I think there’s a little bit of satire about corporate ruthlessness going on here – Preston is very jealous of ChromeSkull and clearly wants his “job.” He starts overstepping his jurisdiction and murdering people himself, claiming that they were “loose ends” and he’s a “fixer” doing his job. But the boss is not happy and fires him. He responds in an unhealthy way – going out and getting a chest tattoo and appointing himself the new ChromeSkull. So you’ve got the immediate threat of a bonus ChromeSkull but the impending delight of the original one finding out about the new one.
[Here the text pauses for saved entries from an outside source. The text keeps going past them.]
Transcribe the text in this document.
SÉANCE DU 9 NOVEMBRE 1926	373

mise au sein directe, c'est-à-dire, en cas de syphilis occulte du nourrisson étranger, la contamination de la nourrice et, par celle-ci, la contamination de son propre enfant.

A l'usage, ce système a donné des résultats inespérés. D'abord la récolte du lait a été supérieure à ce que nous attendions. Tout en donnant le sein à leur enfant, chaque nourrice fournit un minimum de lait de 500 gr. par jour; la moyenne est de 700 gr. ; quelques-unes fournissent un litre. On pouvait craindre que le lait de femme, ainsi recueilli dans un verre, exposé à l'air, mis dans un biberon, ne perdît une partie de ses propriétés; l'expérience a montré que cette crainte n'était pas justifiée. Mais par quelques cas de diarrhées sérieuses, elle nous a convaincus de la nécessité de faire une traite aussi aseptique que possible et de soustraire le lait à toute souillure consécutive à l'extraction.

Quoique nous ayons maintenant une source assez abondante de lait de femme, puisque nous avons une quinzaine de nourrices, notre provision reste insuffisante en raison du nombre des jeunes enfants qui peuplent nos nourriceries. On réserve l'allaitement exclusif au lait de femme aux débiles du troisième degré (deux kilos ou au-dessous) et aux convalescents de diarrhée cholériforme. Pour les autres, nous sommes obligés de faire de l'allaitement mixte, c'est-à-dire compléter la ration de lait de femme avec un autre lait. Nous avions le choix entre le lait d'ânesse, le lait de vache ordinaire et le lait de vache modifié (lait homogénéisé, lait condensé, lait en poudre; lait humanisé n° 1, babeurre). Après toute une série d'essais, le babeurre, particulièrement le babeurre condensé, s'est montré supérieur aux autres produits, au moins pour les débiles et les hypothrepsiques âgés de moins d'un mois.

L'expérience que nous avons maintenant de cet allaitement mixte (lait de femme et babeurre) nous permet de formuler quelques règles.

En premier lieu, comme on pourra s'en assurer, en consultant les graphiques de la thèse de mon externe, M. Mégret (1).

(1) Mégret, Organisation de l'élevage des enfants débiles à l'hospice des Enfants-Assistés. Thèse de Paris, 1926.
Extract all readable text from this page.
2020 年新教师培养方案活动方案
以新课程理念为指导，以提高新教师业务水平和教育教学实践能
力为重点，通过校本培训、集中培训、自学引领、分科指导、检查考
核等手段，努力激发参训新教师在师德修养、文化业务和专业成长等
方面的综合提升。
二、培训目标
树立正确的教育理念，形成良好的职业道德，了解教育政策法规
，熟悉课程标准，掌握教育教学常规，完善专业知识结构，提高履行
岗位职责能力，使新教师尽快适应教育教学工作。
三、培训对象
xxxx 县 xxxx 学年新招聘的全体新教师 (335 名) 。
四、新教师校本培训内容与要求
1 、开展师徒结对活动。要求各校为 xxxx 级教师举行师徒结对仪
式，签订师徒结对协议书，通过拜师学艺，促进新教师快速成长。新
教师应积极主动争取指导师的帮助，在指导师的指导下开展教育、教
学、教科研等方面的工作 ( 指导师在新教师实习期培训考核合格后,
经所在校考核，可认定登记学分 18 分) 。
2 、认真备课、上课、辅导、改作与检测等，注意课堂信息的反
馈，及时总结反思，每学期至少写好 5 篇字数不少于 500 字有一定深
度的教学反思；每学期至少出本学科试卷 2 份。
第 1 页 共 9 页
Meanwhile a rival assistant, Spann (Danielle Harris, HALLOWEEN 4–5), hangs out with the original ChromeSkull, kissing his ass and vying for his preference. She’s always a welcome presence, but they could’ve given her more to do. For his part, ChromeSkull is cooler looking thanks to the excellent disfigurement provided by some of his part 1 victims.
As in part 1, the makeup and visual FX for the many deaths are extremely well done and informed by a sick imagination. Since I didn’t find the story as compelling they weren’t quite as much of a kick, but they’re certainly impressive.
In this one they seem to be thinking of it as a franchise, leaving things for possible elaboration in sequels. But the post-credits scene (where ChromeSkull’s wife [!] is told what he’s been up to on his business trips) seems more like a grim deleted scene than a cliffhanger. Who knows? Last year Hall did a crowdfunding campaign for “The Third And Best Film in The LAID TO REST franchise,” titled LAID TO REST: EXHUMED. It fell well short of its goal, but they’re looking for financing elsewhere. I don’t know if it’ll be better than this one or not, but I won’t wait so long to find out this time.
P.S. Other horror films of 2011: FRIGHT NIGHT remake, THE THING premaquel, THE HUMAN CENTIPEDE 2, PARANORMAL ACTIVITY 3, HOSTEL PART III, WRONG TURN 4, SCREAM 4, FINAL DESTINATION 5, CABIN IN THE WOODS, YOU’RE NEXT, ABSENTIA, A LONELY PLACE TO DIE, but most of all THE WOMAN.
November 5th, 2020 at 12:30 pm
Like I said on the other review, too many bells and whistles. Has the inclusion of a secret organization fronting a slasher’s activities ever paid off? Offhand I’m thinking of TEXAS CHAINSAW TNG, the PLAYING WITH DOLLS series, this, BUTCHER BOYS… Does it ever do anything besides dilute the horror and add a bunch of scenes of dudes in suits that nobody asked for? The appeal of a slasher is its simplicity. It does not take a SAW-level of world-building to engage us in the elemental thrill of running away from a scary dude with a big knife.